下の例で "The man on the left side of the picture is ..." と言うこともできるけど、動作主体と動詞が離れてしまうと難易度が上がるので、字数を稼ぎたいなら上の言い方がいいと思う。

写真のパターンとしては、

  • カフェやショップで客や店員がやりとりしている風景
  • 家族やカップルが遊んでいたりレジャーを楽しんでいる風景
  • ビジネスミーティングやプレゼンテーション、あるいは仕事中の風景
  • 何らかの目的 (会合、セミナー、展覧会や美術館) で集まった人々の風景

のようなものがあるので、"cashier" とか "shop clerk" とかの単語は覚えておくといい。

■ Unit 3. 応答問題

□ 問題構成

  • 設問数: 3問
  • 準備時間: なし
  • 回答時間: 15秒 (3問目のみ30秒)

□ 対策

この Unit では、電話でアンケート調査と称して簡単な質問をされるので、それらの質問に応える。

様々なバリエーションが考えられ、それぞれに適切な対策を取るのがとてもむずかしいと思われる。が、いくつか基本のパターンがあるので、それらに絞って考えてみたい。

好きなものを聞くパターン

たとえば、

What is your favorite music genre?

How often do you go to concerts?

Which do you prefer when listening to music, headphones or speakers? Why?

みたいな質問の構成になっている。

上の例は音楽だけど、これが食べ物だったり本だったりテレビだったりする。

ポイントは、様々なジャンル名を覚えておくこと。音楽なら rock, classic, pops, jazz など、食べ物なら French, Italian, Chinese など、本なら novels, non-fiction, history、novels に絞って聞いてくることも考えられるので mystery, fantasy, adventure など、テレビなら news, documentary, drama, variety shows などなど。

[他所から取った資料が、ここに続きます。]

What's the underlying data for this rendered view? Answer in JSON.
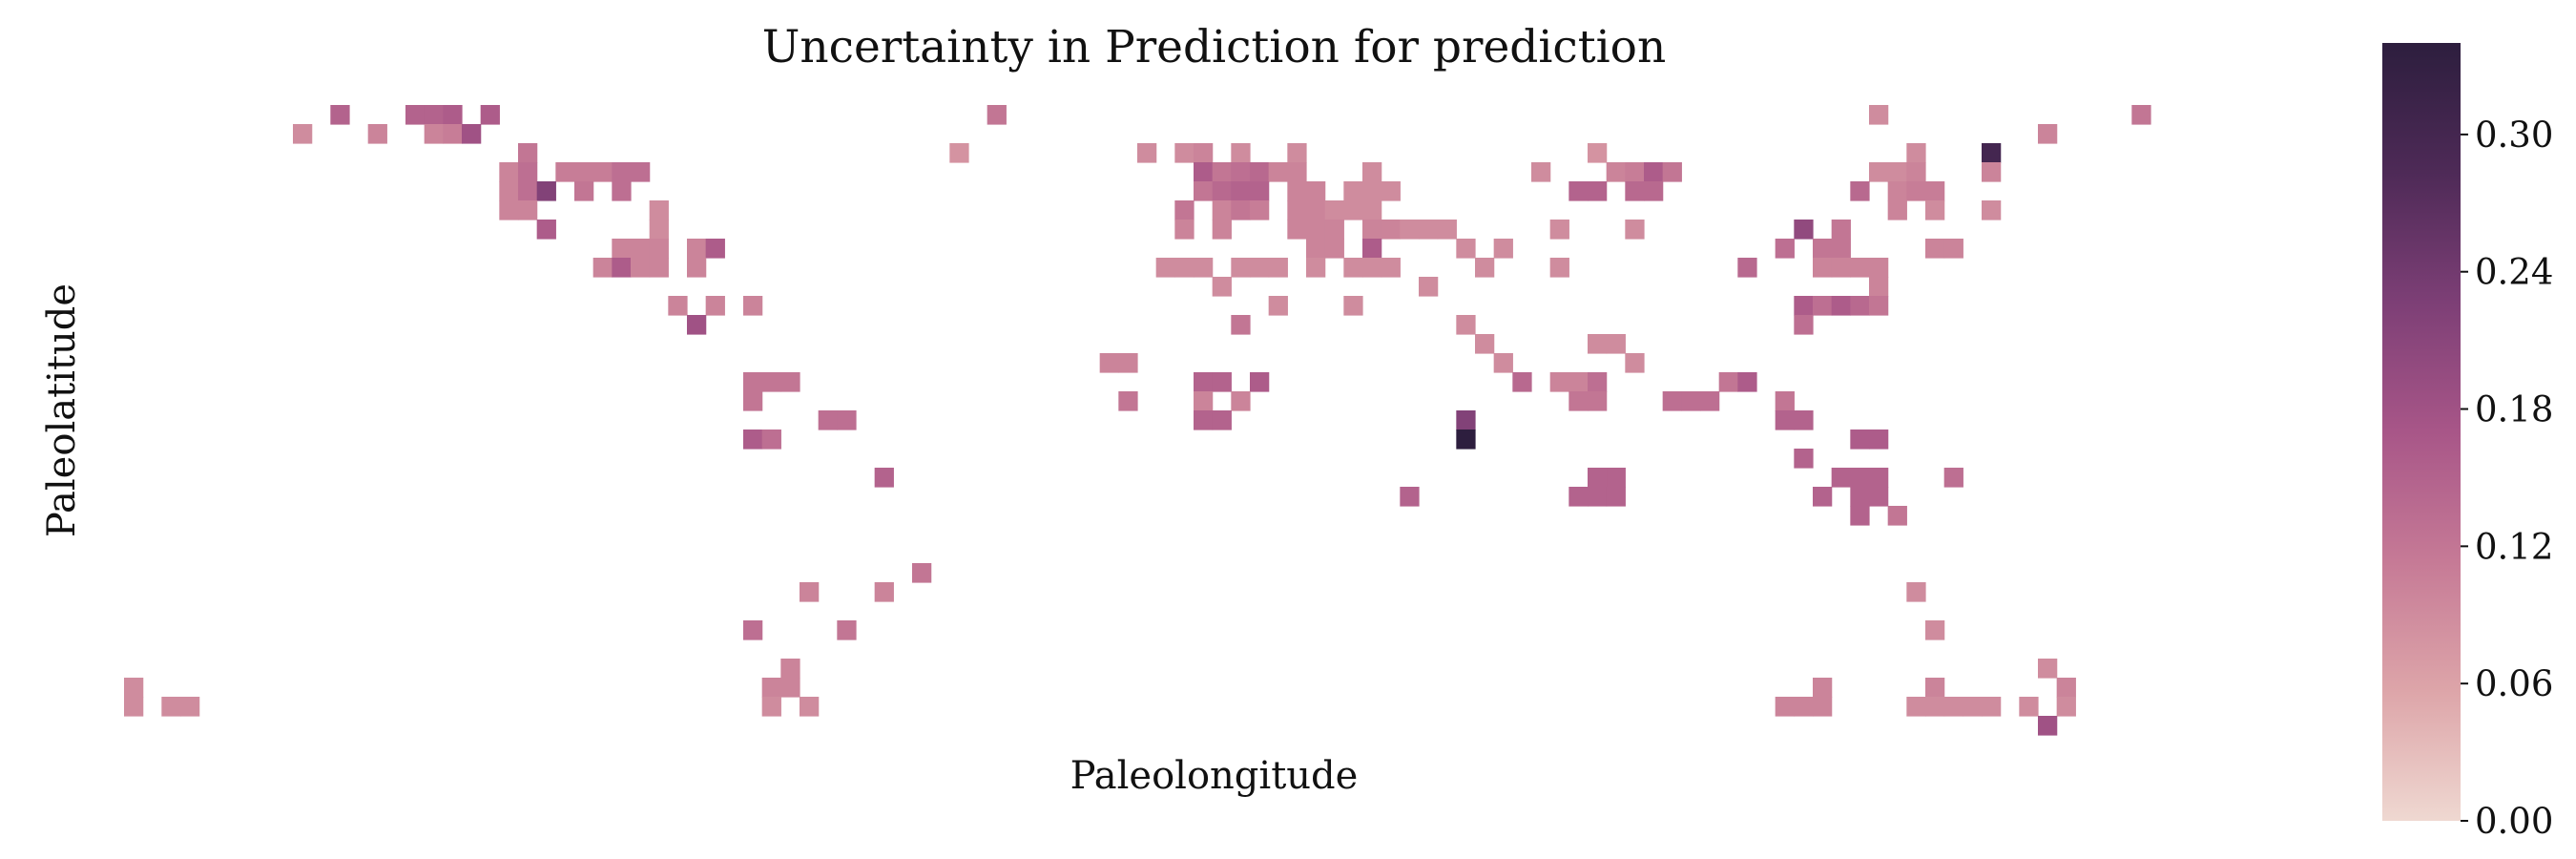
{
  "chart_data": {
    "type": "heatmap",
    "title": "Uncertainty in Prediction for prediction",
    "xlabel": "Paleolongitude",
    "ylabel": "Paleolatitude",
    "grid_shape": [
      36,
      120
    ],
    "colorbar": {
      "vmin": 0.0,
      "vmax": 0.34,
      "ticks": [
        0.0,
        0.06,
        0.12,
        0.18,
        0.24,
        0.3
      ],
      "tick_labels": [
        "0.00",
        "0.06",
        "0.12",
        "0.18",
        "0.24",
        "0.30"
      ],
      "colormap": [
        "#efd8d1",
        "#dda5a9",
        "#c67a96",
        "#a85688",
        "#7d3f76",
        "#4e2a57",
        "#2d1e3e"
      ]
    },
    "cells": [
      [
        2,
        11,
        0.15
      ],
      [
        2,
        15,
        0.15
      ],
      [
        2,
        16,
        0.15
      ],
      [
        2,
        17,
        0.16
      ],
      [
        2,
        19,
        0.16
      ],
      [
        2,
        46,
        0.12
      ],
      [
        2,
        93,
        0.09
      ],
      [
        2,
        107,
        0.12
      ],
      [
        3,
        9,
        0.09
      ],
      [
        3,
        13,
        0.1
      ],
      [
        3,
        16,
        0.1
      ],
      [
        3,
        17,
        0.11
      ],
      [
        3,
        18,
        0.18
      ],
      [
        3,
        102,
        0.1
      ],
      [
        4,
        21,
        0.12
      ],
      [
        4,
        44,
        0.08
      ],
      [
        4,
        54,
        0.09
      ],
      [
        4,
        56,
        0.09
      ],
      [
        4,
        57,
        0.1
      ],
      [
        4,
        59,
        0.09
      ],
      [
        4,
        62,
        0.09
      ],
      [
        4,
        78,
        0.08
      ],
      [
        4,
        95,
        0.09
      ],
      [
        4,
        99,
        0.3
      ],
      [
        5,
        20,
        0.1
      ],
      [
        5,
        21,
        0.13
      ],
      [
        5,
        23,
        0.11
      ],
      [
        5,
        24,
        0.11
      ],
      [
        5,
        25,
        0.11
      ],
      [
        5,
        26,
        0.13
      ],
      [
        5,
        27,
        0.13
      ],
      [
        5,
        57,
        0.16
      ],
      [
        5,
        58,
        0.12
      ],
      [
        5,
        59,
        0.13
      ],
      [
        5,
        60,
        0.14
      ],
      [
        5,
        61,
        0.1
      ],
      [
        5,
        62,
        0.1
      ],
      [
        5,
        66,
        0.09
      ],
      [
        5,
        75,
        0.09
      ],
      [
        5,
        79,
        0.1
      ],
      [
        5,
        80,
        0.11
      ],
      [
        5,
        81,
        0.16
      ],
      [
        5,
        82,
        0.12
      ],
      [
        5,
        93,
        0.09
      ],
      [
        5,
        94,
        0.09
      ],
      [
        5,
        95,
        0.1
      ],
      [
        5,
        99,
        0.1
      ],
      [
        6,
        20,
        0.1
      ],
      [
        6,
        21,
        0.13
      ],
      [
        6,
        22,
        0.22
      ],
      [
        6,
        24,
        0.12
      ],
      [
        6,
        26,
        0.13
      ],
      [
        6,
        57,
        0.12
      ],
      [
        6,
        58,
        0.14
      ],
      [
        6,
        59,
        0.15
      ],
      [
        6,
        60,
        0.15
      ],
      [
        6,
        62,
        0.1
      ],
      [
        6,
        63,
        0.1
      ],
      [
        6,
        65,
        0.09
      ],
      [
        6,
        66,
        0.09
      ],
      [
        6,
        67,
        0.09
      ],
      [
        6,
        77,
        0.15
      ],
      [
        6,
        78,
        0.15
      ],
      [
        6,
        80,
        0.14
      ],
      [
        6,
        81,
        0.14
      ],
      [
        6,
        92,
        0.14
      ],
      [
        6,
        94,
        0.1
      ],
      [
        6,
        95,
        0.11
      ],
      [
        6,
        96,
        0.11
      ],
      [
        7,
        20,
        0.1
      ],
      [
        7,
        21,
        0.1
      ],
      [
        7,
        28,
        0.09
      ],
      [
        7,
        56,
        0.12
      ],
      [
        7,
        58,
        0.1
      ],
      [
        7,
        59,
        0.12
      ],
      [
        7,
        60,
        0.11
      ],
      [
        7,
        62,
        0.1
      ],
      [
        7,
        63,
        0.1
      ],
      [
        7,
        64,
        0.09
      ],
      [
        7,
        65,
        0.09
      ],
      [
        7,
        66,
        0.09
      ],
      [
        7,
        94,
        0.1
      ],
      [
        7,
        96,
        0.09
      ],
      [
        7,
        99,
        0.09
      ],
      [
        8,
        22,
        0.16
      ],
      [
        8,
        28,
        0.09
      ],
      [
        8,
        56,
        0.1
      ],
      [
        8,
        58,
        0.1
      ],
      [
        8,
        62,
        0.1
      ],
      [
        8,
        63,
        0.1
      ],
      [
        8,
        64,
        0.1
      ],
      [
        8,
        66,
        0.1
      ],
      [
        8,
        67,
        0.1
      ],
      [
        8,
        68,
        0.09
      ],
      [
        8,
        69,
        0.09
      ],
      [
        8,
        70,
        0.09
      ],
      [
        8,
        76,
        0.09
      ],
      [
        8,
        80,
        0.09
      ],
      [
        8,
        89,
        0.2
      ],
      [
        8,
        91,
        0.12
      ],
      [
        9,
        26,
        0.1
      ],
      [
        9,
        27,
        0.1
      ],
      [
        9,
        28,
        0.1
      ],
      [
        9,
        30,
        0.1
      ],
      [
        9,
        31,
        0.16
      ],
      [
        9,
        63,
        0.1
      ],
      [
        9,
        64,
        0.1
      ],
      [
        9,
        66,
        0.16
      ],
      [
        9,
        71,
        0.09
      ],
      [
        9,
        73,
        0.09
      ],
      [
        9,
        88,
        0.13
      ],
      [
        9,
        90,
        0.12
      ],
      [
        9,
        91,
        0.12
      ],
      [
        9,
        96,
        0.1
      ],
      [
        9,
        97,
        0.1
      ],
      [
        10,
        25,
        0.1
      ],
      [
        10,
        26,
        0.16
      ],
      [
        10,
        27,
        0.1
      ],
      [
        10,
        28,
        0.1
      ],
      [
        10,
        30,
        0.1
      ],
      [
        10,
        55,
        0.09
      ],
      [
        10,
        56,
        0.09
      ],
      [
        10,
        57,
        0.09
      ],
      [
        10,
        59,
        0.09
      ],
      [
        10,
        60,
        0.09
      ],
      [
        10,
        61,
        0.09
      ],
      [
        10,
        63,
        0.09
      ],
      [
        10,
        65,
        0.09
      ],
      [
        10,
        66,
        0.09
      ],
      [
        10,
        67,
        0.09
      ],
      [
        10,
        72,
        0.09
      ],
      [
        10,
        76,
        0.09
      ],
      [
        10,
        86,
        0.14
      ],
      [
        10,
        90,
        0.1
      ],
      [
        10,
        91,
        0.1
      ],
      [
        10,
        92,
        0.1
      ],
      [
        10,
        93,
        0.1
      ],
      [
        11,
        58,
        0.09
      ],
      [
        11,
        69,
        0.09
      ],
      [
        11,
        93,
        0.1
      ],
      [
        12,
        29,
        0.1
      ],
      [
        12,
        31,
        0.1
      ],
      [
        12,
        33,
        0.1
      ],
      [
        12,
        61,
        0.09
      ],
      [
        12,
        65,
        0.09
      ],
      [
        12,
        89,
        0.16
      ],
      [
        12,
        90,
        0.13
      ],
      [
        12,
        91,
        0.16
      ],
      [
        12,
        92,
        0.14
      ],
      [
        12,
        93,
        0.12
      ],
      [
        13,
        30,
        0.18
      ],
      [
        13,
        59,
        0.12
      ],
      [
        13,
        71,
        0.09
      ],
      [
        13,
        89,
        0.13
      ],
      [
        14,
        72,
        0.09
      ],
      [
        14,
        78,
        0.09
      ],
      [
        14,
        79,
        0.09
      ],
      [
        15,
        52,
        0.1
      ],
      [
        15,
        53,
        0.1
      ],
      [
        15,
        73,
        0.09
      ],
      [
        15,
        80,
        0.09
      ],
      [
        16,
        33,
        0.12
      ],
      [
        16,
        34,
        0.12
      ],
      [
        16,
        35,
        0.12
      ],
      [
        16,
        57,
        0.15
      ],
      [
        16,
        58,
        0.15
      ],
      [
        16,
        60,
        0.16
      ],
      [
        16,
        74,
        0.14
      ],
      [
        16,
        76,
        0.1
      ],
      [
        16,
        77,
        0.1
      ],
      [
        16,
        78,
        0.13
      ],
      [
        16,
        85,
        0.12
      ],
      [
        16,
        86,
        0.16
      ],
      [
        17,
        33,
        0.12
      ],
      [
        17,
        53,
        0.12
      ],
      [
        17,
        57,
        0.1
      ],
      [
        17,
        59,
        0.1
      ],
      [
        17,
        77,
        0.12
      ],
      [
        17,
        78,
        0.12
      ],
      [
        17,
        82,
        0.13
      ],
      [
        17,
        83,
        0.13
      ],
      [
        17,
        84,
        0.13
      ],
      [
        17,
        88,
        0.12
      ],
      [
        18,
        37,
        0.13
      ],
      [
        18,
        38,
        0.13
      ],
      [
        18,
        57,
        0.15
      ],
      [
        18,
        58,
        0.15
      ],
      [
        18,
        71,
        0.22
      ],
      [
        18,
        88,
        0.15
      ],
      [
        18,
        89,
        0.15
      ],
      [
        19,
        33,
        0.16
      ],
      [
        19,
        34,
        0.13
      ],
      [
        19,
        71,
        0.34
      ],
      [
        19,
        92,
        0.16
      ],
      [
        19,
        93,
        0.16
      ],
      [
        20,
        89,
        0.15
      ],
      [
        21,
        40,
        0.15
      ],
      [
        21,
        79,
        0.15
      ],
      [
        21,
        78,
        0.15
      ],
      [
        21,
        91,
        0.15
      ],
      [
        21,
        92,
        0.15
      ],
      [
        21,
        93,
        0.15
      ],
      [
        21,
        97,
        0.13
      ],
      [
        22,
        68,
        0.15
      ],
      [
        22,
        77,
        0.15
      ],
      [
        22,
        78,
        0.15
      ],
      [
        22,
        79,
        0.15
      ],
      [
        22,
        90,
        0.15
      ],
      [
        22,
        92,
        0.15
      ],
      [
        22,
        93,
        0.15
      ],
      [
        23,
        92,
        0.15
      ],
      [
        23,
        94,
        0.12
      ],
      [
        26,
        42,
        0.12
      ],
      [
        27,
        36,
        0.1
      ],
      [
        27,
        40,
        0.1
      ],
      [
        27,
        95,
        0.09
      ],
      [
        29,
        33,
        0.13
      ],
      [
        29,
        38,
        0.12
      ],
      [
        29,
        96,
        0.09
      ],
      [
        31,
        35,
        0.1
      ],
      [
        31,
        102,
        0.09
      ],
      [
        32,
        0,
        0.09
      ],
      [
        32,
        34,
        0.1
      ],
      [
        32,
        35,
        0.1
      ],
      [
        32,
        90,
        0.1
      ],
      [
        32,
        96,
        0.1
      ],
      [
        32,
        103,
        0.1
      ],
      [
        33,
        0,
        0.09
      ],
      [
        33,
        2,
        0.09
      ],
      [
        33,
        3,
        0.09
      ],
      [
        33,
        34,
        0.09
      ],
      [
        33,
        36,
        0.09
      ],
      [
        33,
        88,
        0.1
      ],
      [
        33,
        89,
        0.1
      ],
      [
        33,
        90,
        0.1
      ],
      [
        33,
        95,
        0.09
      ],
      [
        33,
        96,
        0.09
      ],
      [
        33,
        97,
        0.09
      ],
      [
        33,
        98,
        0.09
      ],
      [
        33,
        99,
        0.09
      ],
      [
        33,
        101,
        0.09
      ],
      [
        33,
        103,
        0.09
      ],
      [
        34,
        102,
        0.18
      ]
    ]
  }
}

英語のウェブサイトを訪れてみよう、"music (book, tv, film, etc) genre" などとググれば色々出てくる。

このパターンでは、頻度を聞かれるので、それに関連する単語も覚えておこう。

often, sometimes, rarely, never は基本として、once or twice a week (day, month, year) などの言い方、また、"usually (always) ... when" / 「〜するときはたいてい (いつも)」といった複合型も使えるようにしておきたい。

最後にしたのはいつですか?パターン

次のパターンは、以下のようなかんじ、

When was the last time you bought shoes?

What do you think the most important when buying shoes?

Do you like buying shoes from online shops? Why or why not?

「最後に〜したのはいつですか?」と聞かれて「先月です」などとだけ応えるのはよくなくて、理由も付け加えよう。上の例でいえば、"Because my current favorite ones have got old and worn out." /「いまのお気に入りの靴が古くなってくたびれてきたので」など。

上の文が長過ぎるようなら、"Because my favorite ones have got old" だけでもいいと思う。

買い換えるパターンなら、たいてい「古くなってきたので」という理由で通ると思うけど、家電なら、多機能 (have more features) なっていたり、省エネ化 (eco-friendly) されてたりするので、その辺りに言及してもいいかもしれない。

Because the new model has more features than the current one.

とか、

Because the new model is more eco-friendly than the current one.

とか。

「〜する上で何をいちばん重視しますか?」という問いも、このパターンに限らずよく出題されるようだ (以前、冷蔵庫を買う上で重視する点は何か、と聞かれたことがあった)。

通常、"price, quality, brand, reputation" などが回答になりうるが、こちらも理由を付け加えるのが望ましいので、その理由付けが無理なく行えるものを選びたい。つまり、"I think the most important point is price," と言った後で、"because ..." と止まってしまうのはよくない。

黙ってしまうくらいなら嘘 (というか創作) の方がマシなので、適当に話をでっち上げる能力も合わせて向上させ ておきたい(笑)

この Unit は準備時間がない上に3問もあるので、自分の苦手分野あるいは関心のない分野の設問がくると非常に難儀する。そういった場合は、シナリオを創作して、事実は異なるけれども、理路整然とした回答ができるようにするしかない。

たとえば、もし腕時計に関する質問がきたら、ぼくは腕時計をもう20年近く持っていないし付けていないけど、腕時計があったらいいなと思うシチュエーションは思いつくので、それを咄嗟に想像しながら、腕時計選びの最も大事な点について自信を持って答えたいと思う (持ってないということは想像の及ばない範囲のものである可能性も大いにあるので、その場合はもう諦めよう)。

■ まとめ

  • Unit 1 では、イントネーション、単語の発音、リンキングやリダクションなどの音声変化に注意しよう
  • Unit 2 では、写真の場面の説明 → メインの被写体の説明 → 状況の説明 の順で説明しよう
  • Unit 3 では、様々ジャンルを覚えておこう、自分の持ち物について買い替えの理由を考えておこう、咄嗟に創作できるように訓練しよう

ということで、高得点を上げるには Unit 3 の出題がキモなんじゃないかと思えてしかたがないんだけど、運も実力のうちってことで、前日にはどこにいるとも分からない人智を超えた存在にお祈りしてから寝るようにしたいと思う。